Known tape drives are generally designed to use a predetermined size tape cartridge that contains tape having a known width. Known cartridge loading devices of tape drives are generally designed to be used with a particular size of cartridge. Such devices conventionally include means for ensuring that only cartridges of the correct size can be inserted and then only when the cartridge is correctly oriented. A feature of known cartridge loading devices is that they are made rigid so that cartridges of the wrong size or incorrectly oriented cartridges cannot be forced into the tape drive, except by the exertion of an unnatural amount of force.
One format for data storage in a helical scan tape drive is Digital Data Storage (DDS). Various versions of DDS exist, but each version uses the same width tape in Digital Audio (DAT) cartridges, including DAT72 and DAT160. The tape width is approximately 4 mm. There is a demand for more and more data storage capacity. This has, to some extent, been met by improved reading and writing techniques that have allowed increased amounts of data to be stored, without changing the tape length or width. However, ultimately, the storage capacity of a given size of tape has a limit.
One solution to the problem of data storage capacity is to increase the width of the tape. Of course, a greater width provides more storage capacity. However, since the cartridge loading devices of tape drives are designed to accept a particular size cartridge, if wider tapes are used, tape drives with loading devices able to accept a larger cartridge must be provided. This then provides the user with the problem that legacy format tape cartridges would not be usable with the new tape drive and so it would be necessary to maintain more than one tape drive or transfer existing stored data to the wider tape.
Conventional cartridge loading devices that can only accept a single size of cartridge are designed in such a way that cartridges can only be inserted when correctly oriented. To this end, conventional cartridge loading devices are of rigid construction and equipped with means, such as ramps or ribs, that interact with formations on the cartridge to prevent insertion in any but the correct orientation. The result is that an incorrectly oriented cartridge can only be inserted by using an unnaturally large force, usually such as would result in damage to the device and/or cartridge.

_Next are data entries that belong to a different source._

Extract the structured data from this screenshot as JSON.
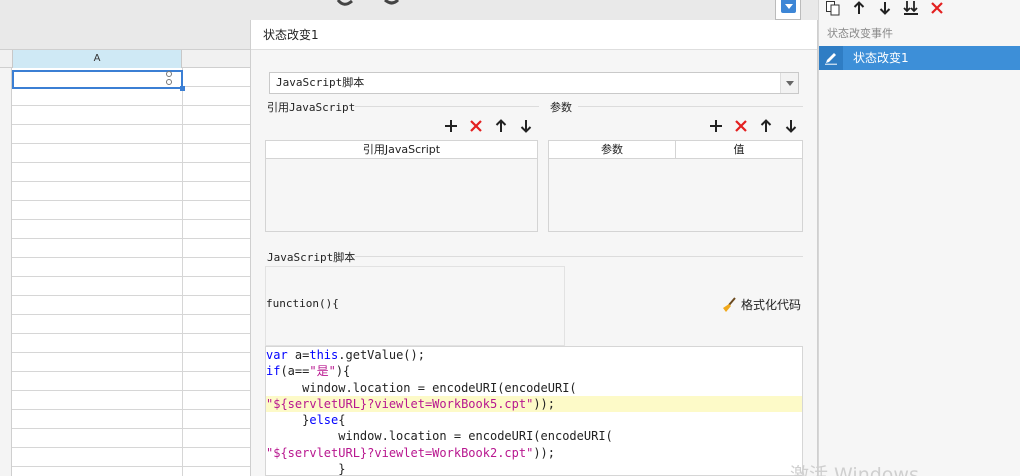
{
  "sheet": {
    "column_header": "A"
  },
  "dialog": {
    "title": "状态改变1",
    "script_type_selected": "JavaScript脚本",
    "ref_section": {
      "label": "引用JavaScript",
      "table_headers": [
        "引用JavaScript"
      ]
    },
    "param_section": {
      "label": "参数",
      "table_headers": [
        "参数",
        "值"
      ]
    },
    "script_section_label": "JavaScript脚本",
    "function_header": "function(){",
    "format_code_label": "格式化代码"
  },
  "code_lines": [
    {
      "parts": [
        {
          "t": "var ",
          "c": "kw"
        },
        {
          "t": "a=",
          "c": ""
        },
        {
          "t": "this",
          "c": "kw"
        },
        {
          "t": ".getValue();",
          "c": ""
        }
      ],
      "highlight": false
    },
    {
      "parts": [
        {
          "t": "if",
          "c": "kw"
        },
        {
          "t": "(a==",
          "c": ""
        },
        {
          "t": "\"是\"",
          "c": "str"
        },
        {
          "t": "){",
          "c": ""
        }
      ],
      "highlight": false
    },
    {
      "parts": [
        {
          "t": "     window.location = encodeURI(encodeURI(",
          "c": ""
        }
      ],
      "highlight": false
    },
    {
      "parts": [
        {
          "t": "\"${servletURL}?viewlet=WorkBook5.cpt\"",
          "c": "str"
        },
        {
          "t": "));",
          "c": ""
        }
      ],
      "highlight": true
    },
    {
      "parts": [
        {
          "t": "     }",
          "c": ""
        },
        {
          "t": "else",
          "c": "kw"
        },
        {
          "t": "{",
          "c": ""
        }
      ],
      "highlight": false
    },
    {
      "parts": [
        {
          "t": "          window.location = encodeURI(encodeURI(",
          "c": ""
        }
      ],
      "highlight": false
    },
    {
      "parts": [
        {
          "t": "\"${servletURL}?viewlet=WorkBook2.cpt\"",
          "c": "str"
        },
        {
          "t": "));",
          "c": ""
        }
      ],
      "highlight": false
    },
    {
      "parts": [
        {
          "t": "          }",
          "c": ""
        }
      ],
      "highlight": false
    }
  ],
  "right_panel": {
    "list_label": "状态改变事件",
    "events": [
      "状态改变1"
    ]
  },
  "watermark": "激活 Windows",
  "colors": {
    "accent": "#3d8fd8",
    "delete_red": "#e32020",
    "keyword": "#0000ff",
    "string": "#b8178f",
    "highlight_line": "#fdfac8"
  }
}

The applicant is proposing a new cartridge loading device that can expand in such a way that it can accept different sized cartridges. By this means, a single device can be used with tapes having different widths. In such a cartridge loading device, it remains desirable to have means for preventing the insertion of incorrectly oriented cartridges. However, the conventional means rely on the rigidity of the cartridge loading device.
FIG. 1 shows the underside of a conventional DAT cartridge 1. The cartridge 1 is generally rectangular and comprises a two-piece body 2, a slider 3 mounted on the lower half of the body and a lid 4 hinged to the front side of the upper half of the body. The slider 3 has two grooves 5 formed in its side that faces away from the body 2. Each groove has two apertures 6, 7 formed in its base. There the apertures 6 are at the front end of the respective grooves and the apertures 7 are at the rear end. The lower half of the body 2 is provided with two detents 8, one for each groove 5. In the position of the slider 3 illustrated in FIG. 1, the detents 8 are engaged in the rear end apertures 7. The cartridge contains a supply hub and a take up hub (not shown) around which the tape is spooled and the lower half of the body 2 has respective spindle apertures (not shown) to permit spindles of a spindle drive to engage the hubs. The slider 3 also defines two apertures 9 and can be slid to a position in which the apertures overlie the spindle apertures to permit access to the hubs.

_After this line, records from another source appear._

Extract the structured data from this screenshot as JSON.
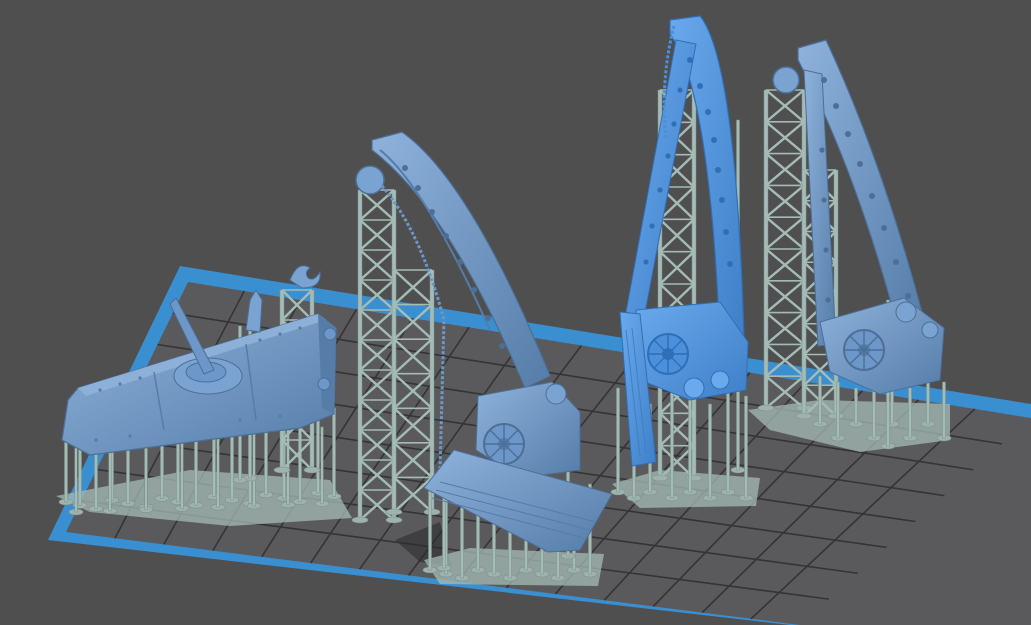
{
  "viewport": {
    "background_color": "#4f4f50",
    "grid_line_color": "#343436",
    "plate_border_color": "#3a8fd0",
    "plate_floor_color": "#5a5a5c"
  },
  "colors": {
    "support_fill": "#a4bbb6",
    "support_stroke": "#7d918d",
    "support_base_fill": "#9eb3ae",
    "model_fill": "#6d97c8",
    "model_shadow": "#557da8",
    "model_highlight": "#8eb2dc",
    "model_selected_fill": "#4c8fda",
    "model_selected_highlight": "#6aa9ec"
  },
  "scene": {
    "models": [
      {
        "name": "tank-hull-with-cannon",
        "selected": false
      },
      {
        "name": "crane-boom-small",
        "selected": false
      },
      {
        "name": "crane-boom-selected",
        "selected": true
      },
      {
        "name": "crane-boom-right",
        "selected": false
      }
    ]
  }
}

In order to access the tape contained within the cartridge, it is necessary for the slider 3 to be slid away from the front side of the cartridge 1 toward the rear. This brings the apertures 9 into line with the spindle apertures so that the spindle drive can be raised to engage with the hubs. Rearward movement of the slider 3 also provides access to the lid 4 which is pivotted clockwise (as viewed in the drawing) to allow the tape to be drawn forward from the cartridge to bring it into contact with the tape head.

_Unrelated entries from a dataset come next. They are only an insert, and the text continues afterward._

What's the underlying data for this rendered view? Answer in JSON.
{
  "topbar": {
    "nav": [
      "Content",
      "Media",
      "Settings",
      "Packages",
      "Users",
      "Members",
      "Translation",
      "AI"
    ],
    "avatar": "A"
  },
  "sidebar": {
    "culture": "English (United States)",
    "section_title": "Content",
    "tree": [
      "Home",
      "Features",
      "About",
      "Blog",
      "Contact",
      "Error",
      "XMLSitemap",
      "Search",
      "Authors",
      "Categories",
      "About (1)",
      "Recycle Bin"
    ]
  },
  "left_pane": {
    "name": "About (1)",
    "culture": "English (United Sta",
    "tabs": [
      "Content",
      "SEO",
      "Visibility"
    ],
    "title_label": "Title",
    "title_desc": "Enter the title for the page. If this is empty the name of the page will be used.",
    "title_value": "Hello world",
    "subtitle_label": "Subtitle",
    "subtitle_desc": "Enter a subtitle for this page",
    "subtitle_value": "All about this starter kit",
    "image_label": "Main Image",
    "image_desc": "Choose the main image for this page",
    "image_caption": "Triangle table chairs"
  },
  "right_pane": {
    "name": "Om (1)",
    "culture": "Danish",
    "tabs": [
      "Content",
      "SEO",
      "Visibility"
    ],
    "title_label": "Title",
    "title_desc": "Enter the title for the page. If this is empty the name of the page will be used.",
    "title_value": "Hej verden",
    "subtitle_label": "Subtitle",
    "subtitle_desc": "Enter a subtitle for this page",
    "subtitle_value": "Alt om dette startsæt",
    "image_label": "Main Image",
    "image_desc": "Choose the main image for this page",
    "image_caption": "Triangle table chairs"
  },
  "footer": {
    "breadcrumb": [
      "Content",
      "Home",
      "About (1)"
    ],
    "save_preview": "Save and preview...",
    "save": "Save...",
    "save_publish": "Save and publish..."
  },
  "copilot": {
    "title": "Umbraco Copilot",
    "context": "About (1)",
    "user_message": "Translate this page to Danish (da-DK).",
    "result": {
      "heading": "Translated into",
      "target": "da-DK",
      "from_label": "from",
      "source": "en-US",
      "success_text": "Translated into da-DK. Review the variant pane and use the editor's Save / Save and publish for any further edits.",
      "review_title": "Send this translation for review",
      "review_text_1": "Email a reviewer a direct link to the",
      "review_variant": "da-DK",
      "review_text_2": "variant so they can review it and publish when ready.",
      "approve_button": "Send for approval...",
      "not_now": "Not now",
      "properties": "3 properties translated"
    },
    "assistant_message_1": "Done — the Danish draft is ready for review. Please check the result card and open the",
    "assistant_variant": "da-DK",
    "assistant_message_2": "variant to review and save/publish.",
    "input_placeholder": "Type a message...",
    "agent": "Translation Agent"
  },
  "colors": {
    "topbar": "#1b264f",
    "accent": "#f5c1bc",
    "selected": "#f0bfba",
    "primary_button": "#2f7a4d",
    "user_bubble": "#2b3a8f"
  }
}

In order to cause the slider 3 to slide to the rear of cartridge body 2, tape drives are conventionally provided with small ribs (for example, see the ribs 57 on the floor 56 of the cartridge loading device 10 shown in FIG. 2). As the cartridge is slid into the cartridge loading device, the ribs 57 enter the respective grooves 5 at their front ends. As the cartridge 1 is inserted further into the cartridge loading device, the grooves 5 slide over the ribs 57 until the ribs engage and press the detents 8 down and out of the rear end apertures 7. This releases the slider 3 and continued insertion of the cartridge results in the slider being pushed rearwardly on the body 2. When the cartridge is fully inserted, the ribs are clear of the front end of the grooves allowing the detents 8 to penetrate the front end apertures 6 and so lock the slider in place. Once the slider is pushed back, the lid can be raised and the tape drawn forwardly from the cartridge by a tape guide assembly (not shown). When the cartridge is withdrawn from the cartridge loading device, the ribs 57 push the detents 8 out of the front end apertures 6 allowing the slider 3 to be slid toward the front side of the cartridge by a spring until the detents 8 engage in the rear end apertures 7.
It is important that the ribs 57 should properly engage in the grooves 5 and move the slider 3 to its rearward position. Without this, the lid 4 cannot open and the spindle drive will punch a hole through the underside of the cartridge, rather than passing through the apertures 9 and into engagement with the hubs.
The grooves 5 and ribs 57 are relatively small features. The grooves have a standard width of around 3 mm and a depth of 0.65 mm±0.05 mm. Therefore, in order for the ribs 57 to function, the tolerances in production of the cartridge loading device 10 and the cartridge must be kept tight. For example, if the height of the opening in the cartridge loading device 10 into which the cartridge is inserted is just a little too large, the cartridge could simply “float” over the ribs 57, which would then not penetrate sufficiently deeply to release the detents and slide the slider to the rear of the cartridge.
In conventional cartridge loading devices having a one size opening, the construction is rigid and it is possible to manufacture to tolerances that should ensure the ribs 57 function every time a cartridge is inserted into the cartridge loading device. In an expandable cartridge loading device as proposed by the applicant, this is more problematical, since there will be parts that move relative to each other in order to provide the expansion and this makes it more difficult to manufacture to tight tolerances.
Yet another problem is that the apparatus in which the cartridge loading device is housed must have an inlet aperture that is sufficiently large to allow the insertion of the different sizes of cartridge to be used. The inlet apertures of conventional apparatus can be sized to control the orientation of the cartridge when it is inserted into the cartridge loading device. That is, the inlet aperture can be sufficiently close to the size of the cartridges it is designed to receive as to ensure that when cartridges are inserted into the cartridge loading device, they are not inclined or twisted with respect to the XYZ axes of the device. This is not possible with an inlet aperture that must allow the insertion of two sizes of cartridge. The inlet aperture can be used to provide control of the orientation of the larger of the two sizes of cartridge in the conventional way. However, it cannot control the orientation of the smaller size of cartridge. Thus, as illustrated by the arrow 200 in FIGS. 7, 9 and 10, the smaller size of cartridge can be inserted into the cartridge loading device while inclined downwardly with respect to the cartridge loading device. This makes it possible for the smaller size cartridge to be inserted into the cartridge loading device in such a way that the grooves 5 ride over the ribs 57 and so the detents 8 are not released and the slider 3 does not slide back.